Tonto Zuccone, fino a quando non siamo stati costretti a rimanere a casa per paura del covid-19 (coronavirus), saltuariamente si recava a mangiare in una tipica osteria, dove proponevano, con successo, una frittata con le cipolle di Tropea.
Il prezzo elevato non scoraggiava i tanti turisti che facevano la fila per un posto a sedere.
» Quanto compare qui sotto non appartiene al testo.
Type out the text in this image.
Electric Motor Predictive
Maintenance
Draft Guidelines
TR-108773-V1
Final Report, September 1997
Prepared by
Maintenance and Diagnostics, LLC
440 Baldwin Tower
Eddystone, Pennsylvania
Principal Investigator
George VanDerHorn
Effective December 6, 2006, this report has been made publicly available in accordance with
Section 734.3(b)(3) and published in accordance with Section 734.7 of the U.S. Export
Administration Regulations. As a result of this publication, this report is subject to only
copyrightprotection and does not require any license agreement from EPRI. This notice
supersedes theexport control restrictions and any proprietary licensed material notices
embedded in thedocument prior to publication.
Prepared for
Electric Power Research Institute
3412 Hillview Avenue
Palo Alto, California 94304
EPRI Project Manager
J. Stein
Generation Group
Tonto vi entro con le mani in tasca, essendo di casa e, per averlo visto fare nei film, aprì con lo sterno del torace la porta, la quale si apriva a libro con una lieve spinta e si richiudeva veloce in automatico, con il sistema delle molle.

Dietro di lui, ad una distanza ravvicinata, c’era un giapponese, che prese in piena faccia la porta che Tonto aveva fatto basculare.

Il giapponese nascose le lacrime portandosi le mani al viso, anche se il suo piagnucolare attirò l’attenzione dell’oste che chiese a Tonto:
“Come sei riuscito a far piangere il giapponese, se avevi le mani in tasca, la bocca chiusa e gli voltavi le spalle?
Hai forse mangiato il solito pentolone di fagioli?”
Tonto non aveva capito di aver colpito, involontariamente, il signore giapponese, quindi replicò:
“Io non centro; lo avrai spaventato tu con il prezzo spropositato della frittata appeso nella porta, dove trasformi le normali uova di corte che ti fornisco io in quelle d’oro e, certamente non piange per le cipolle di Tropea, che sono di una delicatezza infinita!”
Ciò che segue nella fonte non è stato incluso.